Tina Mucavele: Sou um pouco esquizofrénica, porque cresci no mundo das artes. Na cidade de Maputo, nos anos 80 e 90 do século passado, as pessoas tinham duas opções básicas a seguir na vida: as artes e o desporto. Era uma realidade quase compulsiva. Realizavam-se, fervorosamente, actividades extracurriculares que eram seguidas pelas crianças. Tive a bênção de ser inscrita na Escola Nacional de Música, aos sete ou oito anos. Foi a partir daí que a minha relação com as artes começou. Nunca mais consegui sair desse mundo, sobretudo porque, de certa forma, sinto que nas artes há muita liberdade da alma, do espírito e de sonhar do que nas actividades mainstream.

Mas mais tarde, tive de optar pelos caminhos convencionais, fazendo uma formação em ciência sociais. Passei a vida na universidade a fazer artes. No entanto, o meu vínculo em relação à escrita começa quando eu tinha 13 anos. Na época, apreciava bastante os livros da minha mãe. Além do mais eu era a filha mais nova de sete irmãos – o que concorreu para que eu fosse solitária – afinal, todos já eram crescidos. Na minha casa não havia outras crianças além de mim. Eu não tinha com quem brincar além das crianças da rua. Acredito que essa realidade possibilitou-me sonhar e fantasiar histórias, embora nunca tenha pensado que isso fosse algo sério.

Naqueles anos, por causa da música brasileira, as pessoas escreviam – em nome de poesia – sobre o amor. Mas isso, na minha percepção, não podia configurar uma carreira artística. Ora, quando em 2000 recitei um poema que despertou a atenção das pessoas granjeando não só a sua simpatia como também estímulos e motivação, percebi que devia continuar a escrever. Já vivia na África do Sul, onde estudava.
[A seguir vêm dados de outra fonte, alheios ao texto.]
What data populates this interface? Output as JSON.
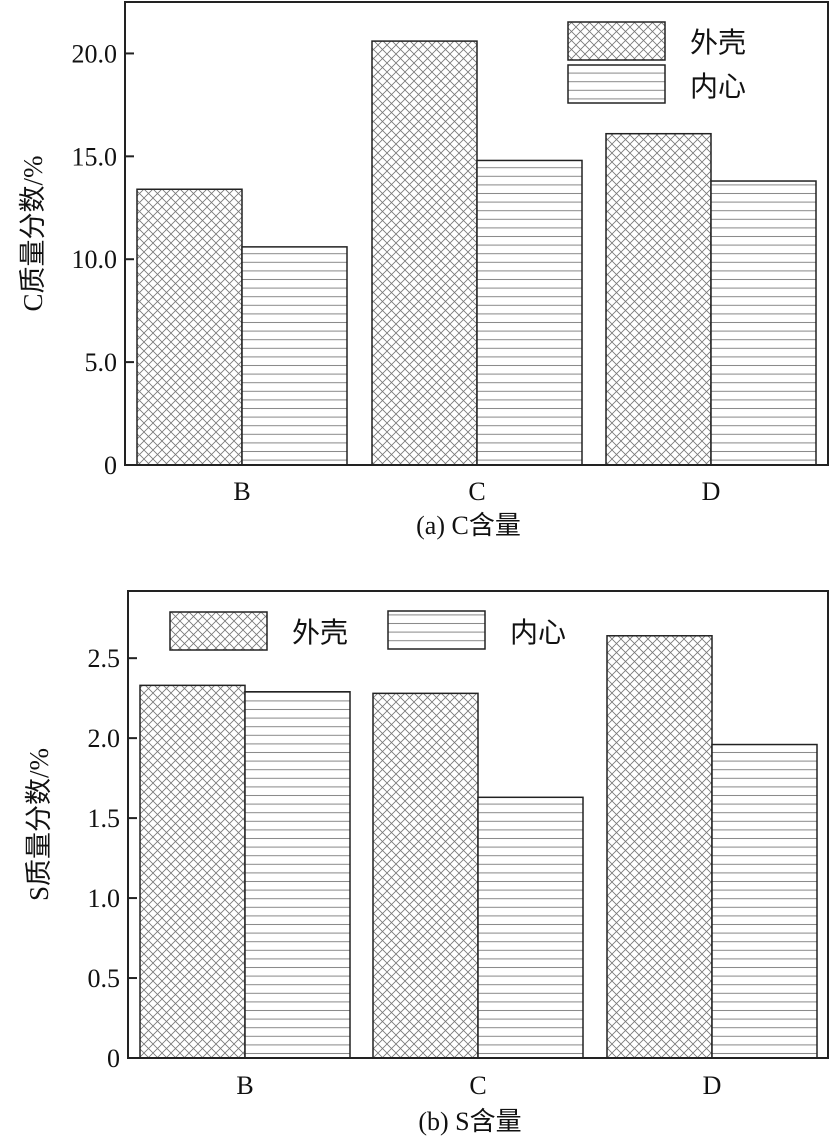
{
  "chart_data": [
    {
      "type": "bar",
      "title": "(a) C含量",
      "xlabel": "",
      "ylabel": "C质量分数/%",
      "categories": [
        "B",
        "C",
        "D"
      ],
      "ylim": [
        0,
        22.5
      ],
      "yticks": [
        0,
        5,
        10,
        15,
        20
      ],
      "ytick_labels": [
        "0",
        "5.0",
        "10.0",
        "15.0",
        "20.0"
      ],
      "legend_position": "top-right",
      "grid": false,
      "series": [
        {
          "name": "外壳",
          "pattern": "crosshatch",
          "values": [
            13.4,
            20.6,
            16.1
          ]
        },
        {
          "name": "内心",
          "pattern": "horizontal-lines",
          "values": [
            10.6,
            14.8,
            13.8
          ]
        }
      ]
    },
    {
      "type": "bar",
      "title": "(b) S含量",
      "xlabel": "",
      "ylabel": "S质量分数/%",
      "categories": [
        "B",
        "C",
        "D"
      ],
      "ylim": [
        0,
        2.92
      ],
      "yticks": [
        0,
        0.5,
        1.0,
        1.5,
        2.0,
        2.5
      ],
      "ytick_labels": [
        "0",
        "0.5",
        "1.0",
        "1.5",
        "2.0",
        "2.5"
      ],
      "legend_position": "top",
      "grid": false,
      "series": [
        {
          "name": "外壳",
          "pattern": "crosshatch",
          "values": [
            2.33,
            2.28,
            2.64
          ]
        },
        {
          "name": "内心",
          "pattern": "horizontal-lines",
          "values": [
            2.29,
            1.63,
            1.96
          ]
        }
      ]
    }
  ],
  "colors": {
    "axis": "#222222",
    "hatch": "#777777"
  }
}
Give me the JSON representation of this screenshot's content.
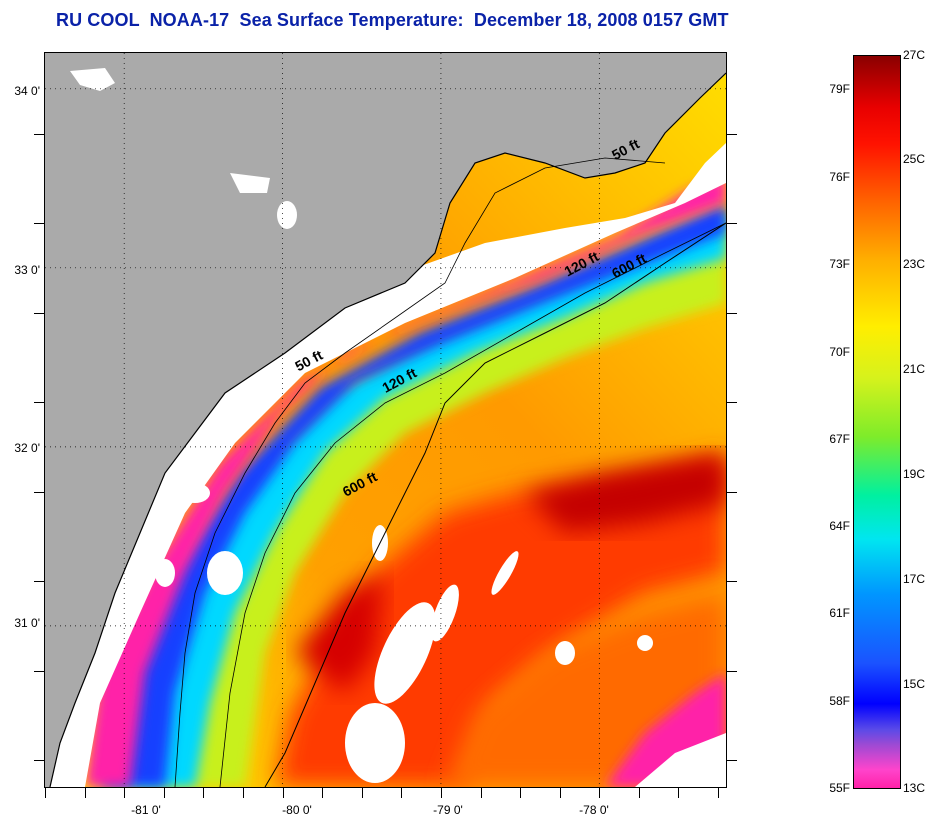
{
  "title": "RU COOL  NOAA-17  Sea Surface Temperature:  December 18, 2008 0157 GMT",
  "axes": {
    "y_ticks": [
      "34 0'",
      "33 0'",
      "32 0'",
      "31 0'"
    ],
    "x_ticks": [
      "-81 0'",
      "-80 0'",
      "-79 0'",
      "-78 0'"
    ],
    "lat_range": [
      30.1,
      34.2
    ],
    "lon_range": [
      -81.5,
      -77.2
    ]
  },
  "isobath_labels": [
    {
      "text": "50 ft",
      "lon": -77.9,
      "lat": 33.6
    },
    {
      "text": "50 ft",
      "lon": -79.9,
      "lat": 32.42
    },
    {
      "text": "120 ft",
      "lon": -78.2,
      "lat": 32.95
    },
    {
      "text": "120 ft",
      "lon": -79.35,
      "lat": 32.3
    },
    {
      "text": "600 ft",
      "lon": -77.9,
      "lat": 32.94
    },
    {
      "text": "600 ft",
      "lon": -79.6,
      "lat": 31.72
    }
  ],
  "colorbar": {
    "fahrenheit_labels": [
      "79F",
      "76F",
      "73F",
      "70F",
      "67F",
      "64F",
      "61F",
      "58F",
      "55F"
    ],
    "celsius_labels": [
      "27C",
      "25C",
      "23C",
      "21C",
      "19C",
      "17C",
      "15C",
      "13C"
    ],
    "range_c": [
      13,
      27
    ]
  },
  "colors": {
    "land": "#aaaaaa",
    "cloud": "#ffffff",
    "title": "#0a22a8"
  }
}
Sucede que a partir de 1994, na África do Sul, os jovens começam a viver uma grande euforia, por causa da Revolução. Foi uma experiência que – assemelhando-se ao que se viveu em 1975 em Moçambique – gerou um impacto no movimento artístico. Acompanhei esse movimento porque vivia naquele país desde 1995.

Na universidade onde estudava, os estudantes faziam muito a arte e a música. Realizavam-se sessões culturais, Spoken Words, para recitar poesia. Esta influência encheu-me de crença para o facto de que as coisas que eu pretendia dizer podiam ser partilhados naquele contexto. Arrojei-me mais na escrita.

Entretanto, em 2003, já em Moçambique, eu e alguns amigos, criámos o Movimento Sem Crítica, um espaço onde nós, os amantes das artes, profissionais e amadores, tínhamos a oportunidade de nos expressarmos sem que ninguém nos ditasse padrões de estilos ou de qualquer outra natureza.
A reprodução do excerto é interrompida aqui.